The Deficit Comes Down to Health Care

Ezra Klein highlights a new report from the Congressional Budget Office and points out that the bulk of the recent and future growth in federal spending comes from just one sector: health care.

“Spending on Social Security is expected to rise, but not particularly quickly. Spending on everything else is actually falling… Private health spending is racing upwards even faster than public health spending, so the problem the federal government is showing in its budget projections is mirrored on the budgets of every family and business that purchases health insurance… So we need to get health-care costs down. But because we can only do that so quickly, we’re also going to need to get taxes up.”

  • drzaius

    Public option.

  • sunspot

    Speaking strictly as a mathematician, the increase in health care costs cannot continue.
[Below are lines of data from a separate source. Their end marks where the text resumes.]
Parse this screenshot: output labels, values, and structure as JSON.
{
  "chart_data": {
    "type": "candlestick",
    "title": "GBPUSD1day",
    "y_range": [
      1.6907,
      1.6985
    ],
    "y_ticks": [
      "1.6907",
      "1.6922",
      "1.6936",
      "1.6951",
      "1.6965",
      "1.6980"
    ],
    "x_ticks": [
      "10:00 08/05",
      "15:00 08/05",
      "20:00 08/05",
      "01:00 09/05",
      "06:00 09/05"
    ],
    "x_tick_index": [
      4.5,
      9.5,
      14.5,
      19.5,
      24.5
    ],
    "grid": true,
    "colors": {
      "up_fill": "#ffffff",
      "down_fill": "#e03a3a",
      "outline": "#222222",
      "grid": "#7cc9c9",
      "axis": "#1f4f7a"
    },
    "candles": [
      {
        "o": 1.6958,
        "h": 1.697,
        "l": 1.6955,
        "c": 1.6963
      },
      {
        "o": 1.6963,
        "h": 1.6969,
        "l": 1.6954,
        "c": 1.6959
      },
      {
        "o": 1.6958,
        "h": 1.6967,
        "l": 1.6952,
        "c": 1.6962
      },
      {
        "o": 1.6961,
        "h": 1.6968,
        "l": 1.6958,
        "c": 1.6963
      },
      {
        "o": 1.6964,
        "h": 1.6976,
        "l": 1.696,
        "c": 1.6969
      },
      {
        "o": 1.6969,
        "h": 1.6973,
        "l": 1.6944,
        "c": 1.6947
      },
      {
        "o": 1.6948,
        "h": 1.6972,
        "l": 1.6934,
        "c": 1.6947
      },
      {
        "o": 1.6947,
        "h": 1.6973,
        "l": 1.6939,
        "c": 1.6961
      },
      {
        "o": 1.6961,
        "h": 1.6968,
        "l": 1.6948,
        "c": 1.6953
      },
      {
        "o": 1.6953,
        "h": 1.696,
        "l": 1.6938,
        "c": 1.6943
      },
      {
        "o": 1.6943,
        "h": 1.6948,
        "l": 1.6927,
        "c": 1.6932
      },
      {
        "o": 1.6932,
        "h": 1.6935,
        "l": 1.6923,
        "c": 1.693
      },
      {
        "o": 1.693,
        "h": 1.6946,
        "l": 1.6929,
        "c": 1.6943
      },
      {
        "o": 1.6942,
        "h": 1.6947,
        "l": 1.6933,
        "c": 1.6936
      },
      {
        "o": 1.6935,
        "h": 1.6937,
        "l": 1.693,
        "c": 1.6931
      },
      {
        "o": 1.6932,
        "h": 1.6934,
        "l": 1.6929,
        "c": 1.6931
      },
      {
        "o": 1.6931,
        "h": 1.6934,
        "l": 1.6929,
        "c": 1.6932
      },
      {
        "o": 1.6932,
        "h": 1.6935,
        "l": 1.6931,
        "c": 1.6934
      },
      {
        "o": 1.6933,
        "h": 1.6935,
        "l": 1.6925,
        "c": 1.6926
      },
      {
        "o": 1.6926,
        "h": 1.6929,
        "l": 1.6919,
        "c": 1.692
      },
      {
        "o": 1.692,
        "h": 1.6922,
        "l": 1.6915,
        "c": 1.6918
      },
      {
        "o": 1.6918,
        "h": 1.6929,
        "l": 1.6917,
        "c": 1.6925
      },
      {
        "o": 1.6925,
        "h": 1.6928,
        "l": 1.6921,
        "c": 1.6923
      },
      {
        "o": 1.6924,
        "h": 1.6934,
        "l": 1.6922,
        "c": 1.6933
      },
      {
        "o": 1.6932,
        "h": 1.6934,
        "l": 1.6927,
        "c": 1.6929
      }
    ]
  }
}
I don’t mean a moral judgement here, just that a continuation of the trend will eventually (in a few decades) consume all of the available budget just for health care costs alone. So, it won’t continue. The two most likely outcomes are, either that costs will stop rising at a rate faster than inflation, or that the system will collapse. If nothing much is done to effectively reduce the rate of growth of costs, then a collapse is inevitable. As a wise man recently said, it’s just arithmetic.

    p.s. There is a 3rd option: only very wealthy people will be able to afford it. But there may not be enough of them to support the medical establishment, so a collapse of the system remains likelier.